Residents of a half-dozen historic Lincoln neighborhoods say they enjoy the quality of life in their communities, have a firm sense of place and access to educational opportunities. At the same time, however, many want better , more affordable housing, reliable transportation and steady employment prospects.
Collective Impact Lincoln released its 2018 Report, with data from two years of canvassing and community listening sessions. The findings are expected to result in a request to the City Council for an ordinance requiring mandatory annual inspections of rental housing.
“We’d love to see pro-active, universal interior inspections being adopted by the Building and Safety Department at some point” said Amanda Barker, a spokesperson for the group.
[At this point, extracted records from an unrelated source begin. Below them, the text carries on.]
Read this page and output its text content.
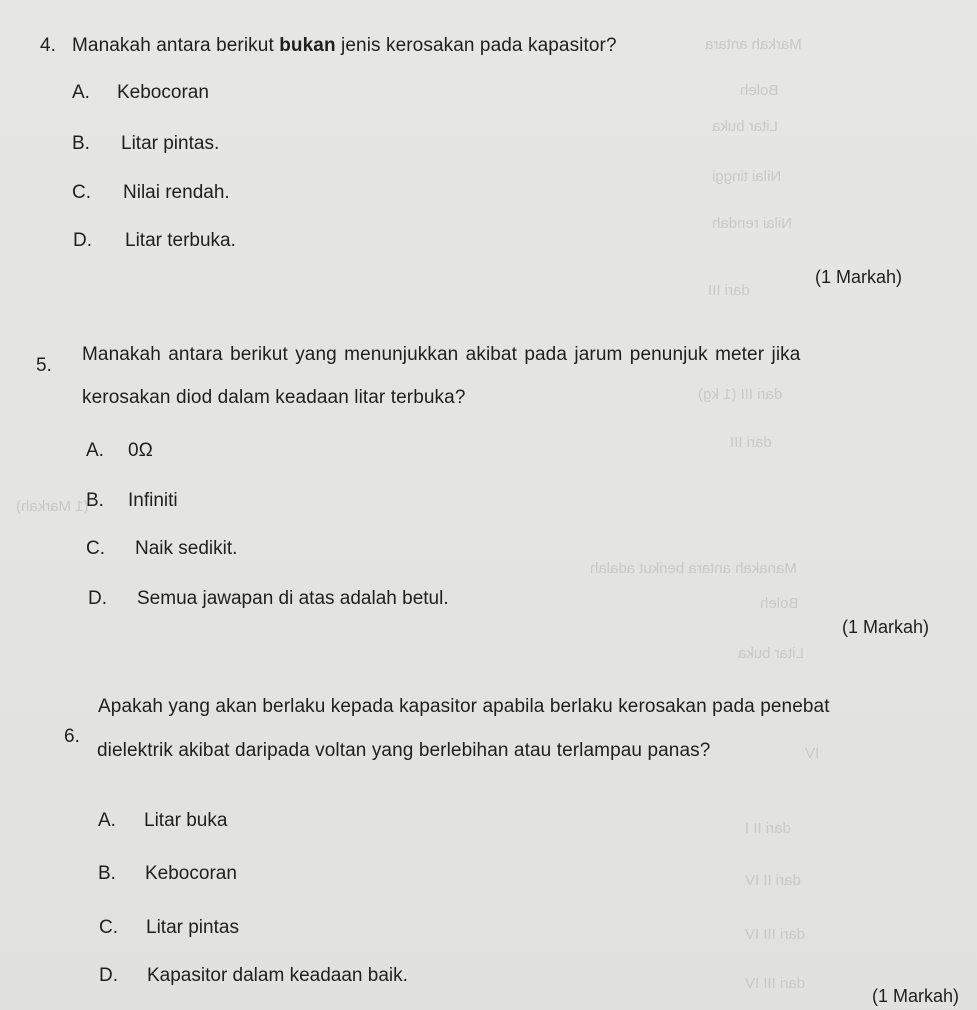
Markah antara
Boleh
Litar buka
Nilai tinggi
Nilai rendah
dari III
dari III (1 kg)
dari III
(1 Markah)
Manakah antara berikut adalah
Boleh
Litar buka
IV
dari II I
dari II IV
dari III IV
dari III IV
4. Manakah antara berikut bukan jenis kerosakan pada kapasitor?
A. Kebocoran
B. Litar pintas.
C. Nilai rendah.
D. Litar terbuka.
(1 Markah)
5.
Manakah antara berikut yang menunjukkan akibat pada jarum penunjuk meter jika
kerosakan diod dalam keadaan litar terbuka?
A. 0Ω
B. Infiniti
C. Naik sedikit.
D. Semua jawapan di atas adalah betul.
(1 Markah)
6.
Apakah yang akan berlaku kepada kapasitor apabila berlaku kerosakan pada penebat
dielektrik akibat daripada voltan yang berlebihan atau terlampau panas?
A. Litar buka
B. Kebocoran
C. Litar pintas
D. Kapasitor dalam keadaan baik.
(1 Markah)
She said the current system, in which inspections are done only in response to complaints, is not satisfactory. “A lot of residents don’t understand their rights, and some fear retaliation from their landlords in the form of rent increases.”
The group hopes to ask for Council consideration of changes yet this spring. “We want to see that people who are paying their rent, and especially if they’re rent burdened, they’re working really hard to make ends meet, that they’re not being forced to live in sub-standard conditions.” Making sure that rental units don’t have mold or bugs is a big need, she said.
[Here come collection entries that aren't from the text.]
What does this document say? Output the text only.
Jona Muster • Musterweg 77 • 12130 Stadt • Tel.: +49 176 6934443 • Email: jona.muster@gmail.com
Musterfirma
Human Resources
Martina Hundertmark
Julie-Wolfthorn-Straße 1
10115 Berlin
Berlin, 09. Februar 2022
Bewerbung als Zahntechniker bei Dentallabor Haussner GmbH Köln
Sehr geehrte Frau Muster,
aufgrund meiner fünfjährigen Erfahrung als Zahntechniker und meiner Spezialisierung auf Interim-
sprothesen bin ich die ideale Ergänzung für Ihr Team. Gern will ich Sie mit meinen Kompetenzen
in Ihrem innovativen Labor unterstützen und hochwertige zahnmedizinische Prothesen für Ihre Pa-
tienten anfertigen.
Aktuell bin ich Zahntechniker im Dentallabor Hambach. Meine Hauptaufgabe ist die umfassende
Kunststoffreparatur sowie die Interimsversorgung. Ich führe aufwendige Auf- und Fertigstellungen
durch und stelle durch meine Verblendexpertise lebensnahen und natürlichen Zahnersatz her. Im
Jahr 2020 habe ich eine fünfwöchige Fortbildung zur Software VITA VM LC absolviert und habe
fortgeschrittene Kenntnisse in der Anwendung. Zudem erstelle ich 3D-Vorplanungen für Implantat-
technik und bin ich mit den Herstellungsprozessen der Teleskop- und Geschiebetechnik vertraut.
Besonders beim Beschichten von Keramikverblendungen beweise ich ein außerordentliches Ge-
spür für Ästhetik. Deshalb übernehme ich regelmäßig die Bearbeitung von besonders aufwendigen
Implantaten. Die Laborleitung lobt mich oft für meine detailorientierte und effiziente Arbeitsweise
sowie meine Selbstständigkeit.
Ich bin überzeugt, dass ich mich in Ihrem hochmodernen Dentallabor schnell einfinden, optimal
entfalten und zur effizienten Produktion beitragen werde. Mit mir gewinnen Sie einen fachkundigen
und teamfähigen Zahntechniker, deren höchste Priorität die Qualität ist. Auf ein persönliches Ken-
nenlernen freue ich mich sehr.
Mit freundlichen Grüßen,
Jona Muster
Since its inception in 2017, Collective Impact Lincoln has focused on six city neighborhoods – Belmont, Clinton, Everett, Hartley, Near South and University Place.
Employment and jobs also emerged as a regular topic during the canvassing. Residents shared information about their current job situations and how employment impacts their lives. Thirty-nine percent said their situation was good or very good, with 16 percent responding less positively.
Regarding transportation, 35 percent of respondents said they were able to get around the city very well, with 19 percent saying less so. While access to bike paths and the city’s bus system were often mentioned, common concerns emerged about increases in traffic.
The report also highlights residents’ thoughts on other issues. Topics that stood out included:
– Confidence in institutions. Residents’ feelings about how schools, the city, churches, or other institutions address their needs were generally positive, with 30 percent answering “excellent” or “Very good.” Twenty-three percent were less confident, with 3 percent answering “very poor.”
– Comfort with newcomers. Residents were asked if they are comfortable having a conversation with newcomers in their neighborhood. Forty-one percent said “very comfortable” or “comfortable,” while 19 percent were less so, with 4 percent being “very uncomfortable.”
– Making community connections. Residents were asked if there were communities to which they felt connected, either in or outside of their neighborhoods. Thirteen percent said “none,” 8 percent said friend groups; 8 percent said church groups; 7 percent said “schools.”